Dilemas da doação de órgãos
Enviada em 23/09/2019
No filme “Uma prova de amor”, a personagem Anna se nega a realizar um transplante de rim para sua irmã - portadora de Leucemia - pois tem receio do procedimento supostamente invasivo a ser realizado. Fora da ficção, esta é a realidade vivida pelo sistema brasileiro de doação de órgãos, uma vez que a falta de entendimento do processo de doação corrobora para o déficit de doadores efetivos. Nesse sentido, é necessário que subterfúgios sejam alcançados a fim de resolver o impasse.

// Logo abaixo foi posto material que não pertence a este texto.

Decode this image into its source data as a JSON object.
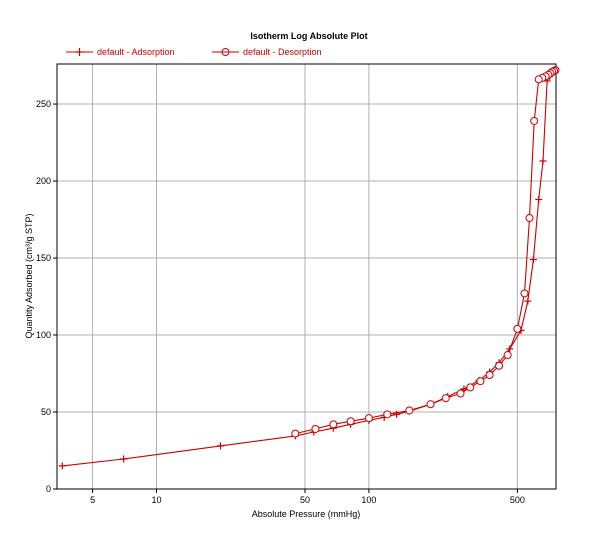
{
  "chart_data": {
    "type": "line",
    "title": "Isotherm Log Absolute Plot",
    "xlabel": "Absolute Pressure (mmHg)",
    "ylabel": "Quantity Adsorbed (cm³/g STP)",
    "x_scale": "log",
    "xlim": [
      3.4,
      760
    ],
    "ylim": [
      0,
      276
    ],
    "x_ticks": [
      5,
      10,
      50,
      100,
      500
    ],
    "y_ticks": [
      0,
      50,
      100,
      150,
      200,
      250
    ],
    "grid": true,
    "legend_position": "top-left",
    "colors": {
      "series": "#cc0000",
      "grid": "#b0b0b0",
      "axis": "#000000"
    },
    "series": [
      {
        "name": "default - Adsorption",
        "marker": "plus",
        "x": [
          3.6,
          7,
          20,
          45,
          55,
          68,
          82,
          100,
          118,
          135,
          155,
          195,
          235,
          280,
          330,
          370,
          410,
          460,
          520,
          560,
          595,
          630,
          660,
          690,
          710,
          730,
          745,
          755
        ],
        "y": [
          15,
          19.5,
          28,
          34.5,
          37,
          39.5,
          42,
          44.5,
          46.5,
          48.5,
          50.5,
          55,
          60,
          65,
          70.5,
          76,
          82,
          91,
          103,
          122,
          149,
          188,
          213,
          265,
          268,
          270,
          271,
          272
        ]
      },
      {
        "name": "default - Desorption",
        "marker": "circle",
        "x": [
          756,
          745,
          730,
          715,
          700,
          680,
          655,
          630,
          600,
          570,
          540,
          500,
          450,
          410,
          370,
          335,
          300,
          270,
          230,
          195,
          155,
          122,
          100,
          82,
          68,
          56,
          45
        ],
        "y": [
          272,
          271.5,
          271,
          270,
          269,
          268,
          267,
          266,
          239,
          176,
          127,
          104,
          87,
          80,
          74,
          70,
          66,
          62,
          59,
          55,
          51,
          48.5,
          46,
          44,
          42,
          39,
          36
        ]
      }
    ]
  }
}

A princípio, é importante destacar a escassez de informações consistentes a respeito do assunto. Desde o Egito antigo, a morte é algo que impacta significativamente a vida de um corpo social, visto que os egípcios organizavam rituais para defuntos, na espera de que esses retornassem. Atualmente, a perda de um ente querido e, posteriormente, a possibilidade de retirada de seus órgãos ainda causa forte receio aos familiares. Dessa forma, é necessário que a sociedade possa conhecer todo o processo de transplante, para que seja erradicada toda aversão ainda existente.

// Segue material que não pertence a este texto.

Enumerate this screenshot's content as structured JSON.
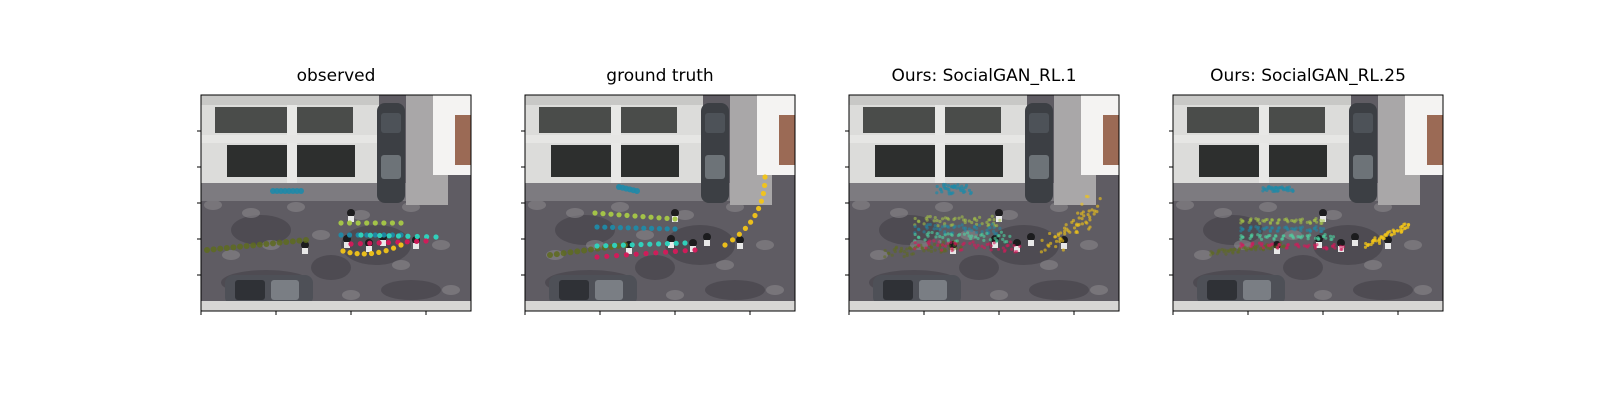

Ademais, vale salientar que o preconceito com o assunto desemboca na falta de doadores. Segundo dados da Associação Brasileira de Transplante de Órgãos (ABTO), cerca de 43% dos brasileiros se negam à doação. Assim, a quantidade de fornecedores é insuficiente para suprir a demanda de pacientes que estão à espera de uma segunda chance para viver, visto que ainda existem 35 mil pessoas na fila por um órgão, segundo a ABTO. Faz-se necessário, assim, a dissolução dessa conjuntura, sob a ótica do físico Albert Einstein; o qual afirma que é mais fácil desintegrar um átomo do que um preconceito.

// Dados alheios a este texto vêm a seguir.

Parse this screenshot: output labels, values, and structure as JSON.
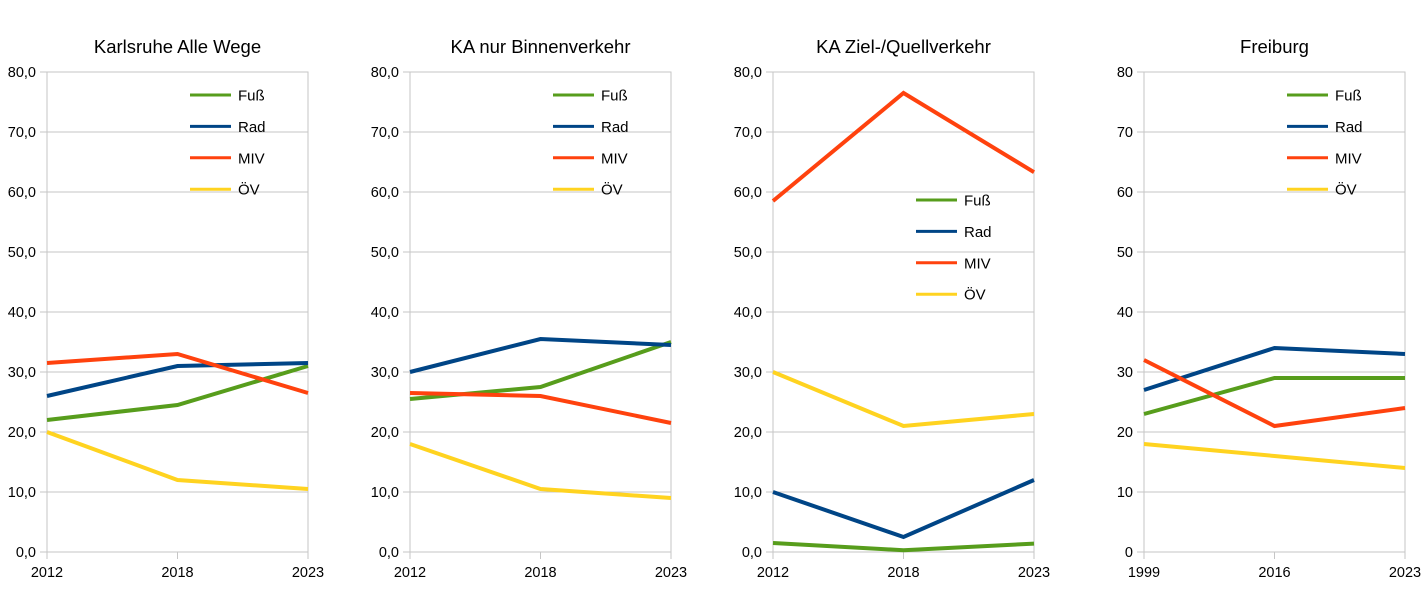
{
  "colors": {
    "fuss": "#579D1C",
    "rad": "#004586",
    "miv": "#FF420E",
    "oev": "#FFD320",
    "grid": "#C6C6C6",
    "text": "#000000",
    "background": "#FFFFFF"
  },
  "chart_data": [
    {
      "type": "line",
      "title": "Karlsruhe Alle Wege",
      "categories": [
        "2012",
        "2018",
        "2023"
      ],
      "series": [
        {
          "name": "Fuß",
          "color_key": "fuss",
          "values": [
            22,
            24.5,
            31
          ]
        },
        {
          "name": "Rad",
          "color_key": "rad",
          "values": [
            26,
            31,
            31.5
          ]
        },
        {
          "name": "MIV",
          "color_key": "miv",
          "values": [
            31.5,
            33,
            26.5
          ]
        },
        {
          "name": "ÖV",
          "color_key": "oev",
          "values": [
            20,
            12,
            10.5
          ]
        }
      ],
      "ylim": [
        0,
        80
      ],
      "ytick_step": 10,
      "ytick_format": "decimal_comma",
      "grid": true,
      "legend_position": "top-right"
    },
    {
      "type": "line",
      "title": "KA nur Binnenverkehr",
      "categories": [
        "2012",
        "2018",
        "2023"
      ],
      "series": [
        {
          "name": "Fuß",
          "color_key": "fuss",
          "values": [
            25.5,
            27.5,
            35
          ]
        },
        {
          "name": "Rad",
          "color_key": "rad",
          "values": [
            30,
            35.5,
            34.5
          ]
        },
        {
          "name": "MIV",
          "color_key": "miv",
          "values": [
            26.5,
            26,
            21.5
          ]
        },
        {
          "name": "ÖV",
          "color_key": "oev",
          "values": [
            18,
            10.5,
            9
          ]
        }
      ],
      "ylim": [
        0,
        80
      ],
      "ytick_step": 10,
      "ytick_format": "decimal_comma",
      "grid": true,
      "legend_position": "top-right"
    },
    {
      "type": "line",
      "title": "KA Ziel-/Quellverkehr",
      "categories": [
        "2012",
        "2018",
        "2023"
      ],
      "series": [
        {
          "name": "Fuß",
          "color_key": "fuss",
          "values": [
            1.5,
            0.3,
            1.4
          ]
        },
        {
          "name": "Rad",
          "color_key": "rad",
          "values": [
            10,
            2.5,
            12
          ]
        },
        {
          "name": "MIV",
          "color_key": "miv",
          "values": [
            58.5,
            76.5,
            63.3
          ]
        },
        {
          "name": "ÖV",
          "color_key": "oev",
          "values": [
            30,
            21,
            23
          ]
        }
      ],
      "ylim": [
        0,
        80
      ],
      "ytick_step": 10,
      "ytick_format": "decimal_comma",
      "grid": true,
      "legend_position": "middle-right"
    },
    {
      "type": "line",
      "title": "Freiburg",
      "categories": [
        "1999",
        "2016",
        "2023"
      ],
      "series": [
        {
          "name": "Fuß",
          "color_key": "fuss",
          "values": [
            23,
            29,
            29
          ]
        },
        {
          "name": "Rad",
          "color_key": "rad",
          "values": [
            27,
            34,
            33
          ]
        },
        {
          "name": "MIV",
          "color_key": "miv",
          "values": [
            32,
            21,
            24
          ]
        },
        {
          "name": "ÖV",
          "color_key": "oev",
          "values": [
            18,
            16,
            14
          ]
        }
      ],
      "ylim": [
        0,
        80
      ],
      "ytick_step": 10,
      "ytick_format": "integer",
      "grid": true,
      "legend_position": "top-right"
    }
  ]
}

Portanto, é mister que o estado tome providências para amenizar o quadro atual. Nesse sentido, é imprescindível que o Ministério da Educação, em parceria com o Ministério da Saúde, detalhe para a população o processo de transplante de órgãos - assim como o conceito de morte cerebral. Tal ação deve ser realizada mediante palestras e mesas redondas em instituições de ensino, com profissionais da saúde - como médicos e enfermeiros, por exemplo - visando a uma maior conscientização do nosso corpo social a respeito do processo de doação de órgãos.